Quantifying the Effects of Railhead Treatments on Adhesion

A research project evaluating the impact of Double Variable Rate Sanders and railhead treatments on braking and traction during low adhesion.
Class 323 train in sunshine

Each year, the GB rail industry invests around £64.5M to mitigate and manage low adhesion problems. Measures include Rail Head Treatment Trains (RHTTs) and Traction Gel Applications (TGAs). While these treatments are widely used, there isn’t yet comprehensive in-service data to quantify their effects on braking.  

As well as these regular annual measures, industry also invests in new initiatives such as Double Variable Rate Sanders (DVRS) and the Adhesion Treatment Using Service Train (ATUST) system, a train-borne solution that deposits friction modifier to the wheel-rail interface at specific locations. 

An RSSB research project will evaluate the effects of different railhead treatment over the Birmingham Cross-City line. The leafy nature of this line means it has a number of low-adhesion risk sites.  

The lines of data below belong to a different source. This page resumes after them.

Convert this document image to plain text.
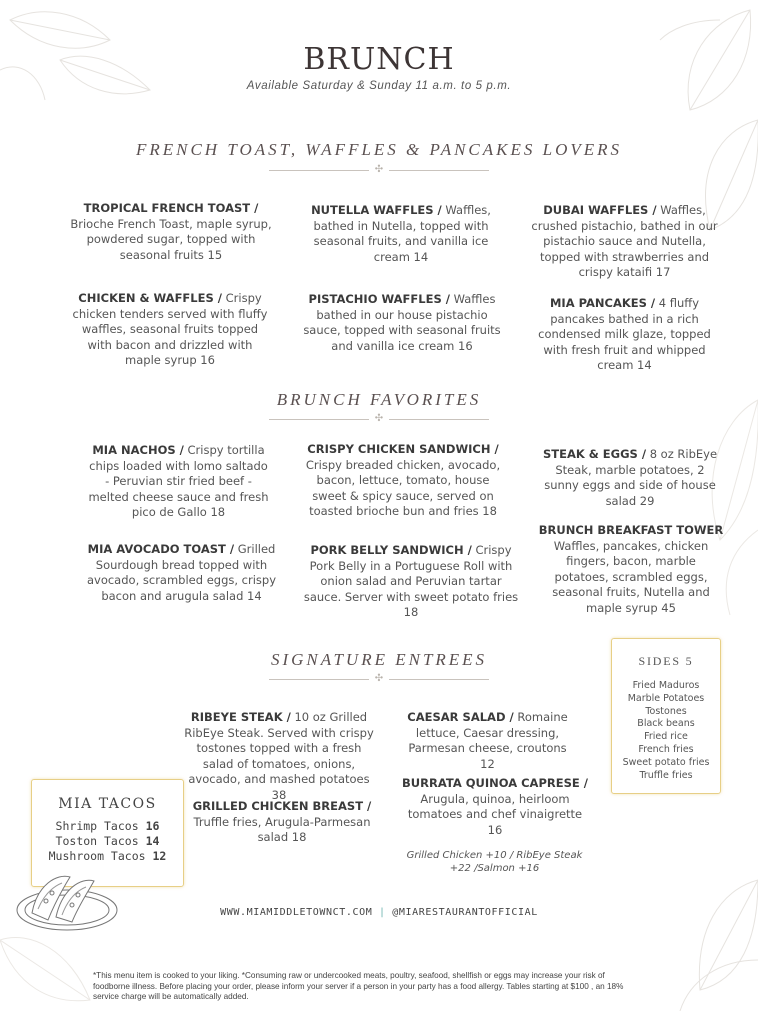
BRUNCH
Available Saturday & Sunday 11 a.m. to 5 p.m.
FRENCH TOAST, WAFFLES & PANCAKES LOVERS
✣
TROPICAL FRENCH TOAST /
Brioche French Toast, maple syrup, powdered sugar, topped with seasonal fruits 15
NUTELLA WAFFLES / Waffles, bathed in Nutella, topped with seasonal fruits, and vanilla ice cream 14
DUBAI WAFFLES / Waffles, crushed pistachio, bathed in our pistachio sauce and Nutella, topped with strawberries and crispy kataifi 17
CHICKEN & WAFFLES / Crispy chicken tenders served with fluffy waffles, seasonal fruits topped with bacon and drizzled with maple syrup 16
PISTACHIO WAFFLES / Waffles bathed in our house pistachio sauce, topped with seasonal fruits and vanilla ice cream 16
MIA PANCAKES / 4 fluffy pancakes bathed in a rich condensed milk glaze, topped with fresh fruit and whipped cream 14
BRUNCH FAVORITES
✣
MIA NACHOS / Crispy tortilla chips loaded with lomo saltado - Peruvian stir fried beef - melted cheese sauce and fresh pico de Gallo 18
CRISPY CHICKEN SANDWICH / Crispy breaded chicken, avocado, bacon, lettuce, tomato, house sweet & spicy sauce, served on toasted brioche bun and fries 18
STEAK & EGGS / 8 oz RibEye Steak, marble potatoes, 2 sunny eggs and side of house salad 29
MIA AVOCADO TOAST / Grilled Sourdough bread topped with avocado, scrambled eggs, crispy bacon and arugula salad 14
PORK BELLY SANDWICH / Crispy Pork Belly in a Portuguese Roll with onion salad and Peruvian tartar sauce. Server with sweet potato fries 18
BRUNCH BREAKFAST TOWER
Waffles, pancakes, chicken fingers, bacon, marble potatoes, scrambled eggs, seasonal fruits, Nutella and maple syrup 45
SIGNATURE ENTREES
✣
RIBEYE STEAK / 10 oz Grilled RibEye Steak. Served with crispy tostones topped with a fresh salad of tomatoes, onions, avocado, and mashed potatoes 38
CAESAR SALAD / Romaine lettuce, Caesar dressing, Parmesan cheese, croutons 12
GRILLED CHICKEN BREAST / Truffle fries, Arugula-Parmesan salad 18
BURRATA QUINOA CAPRESE /
Arugula, quinoa, heirloom tomatoes and chef vinaigrette 16
Grilled Chicken +10 / RibEye Steak +22 /Salmon +16
SIDES 5
Fried Maduros
Marble Potatoes
Tostones
Black beans
Fried rice
French fries
Sweet potato fries
Truffle fries
MIA TACOS
Shrimp Tacos 16
Toston Tacos 14
Mushroom Tacos 12
WWW.MIAMIDDLETOWNCT.COM | @MIARESTAURANTOFFICIAL
*This menu item is cooked to your liking. *Consuming raw or undercooked meats, poultry, seafood, shellfish or eggs may increase your risk of foodborne illness. Before placing your order, please inform your server if a person in your party has a food allergy. Tables starting at $100 , an 18% service charge will be automatically added.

Building on RSSB research undertaken on the Cross-City line in 2018, this project will look at how low adhesion affects the ability to keep to timetable, and what level of braking improvement is generated by different railhead treatments. It will also consider the effect of other factors, such as driving style. 

Data on braking distances and adhesion levels will be collected from six class 323 units, and analysed alongside additional operational data supplied by West Midlands Trains and Network Rail. 

We expect to publish the results in time to inform seasonal preparedness strategies for autumn 2020.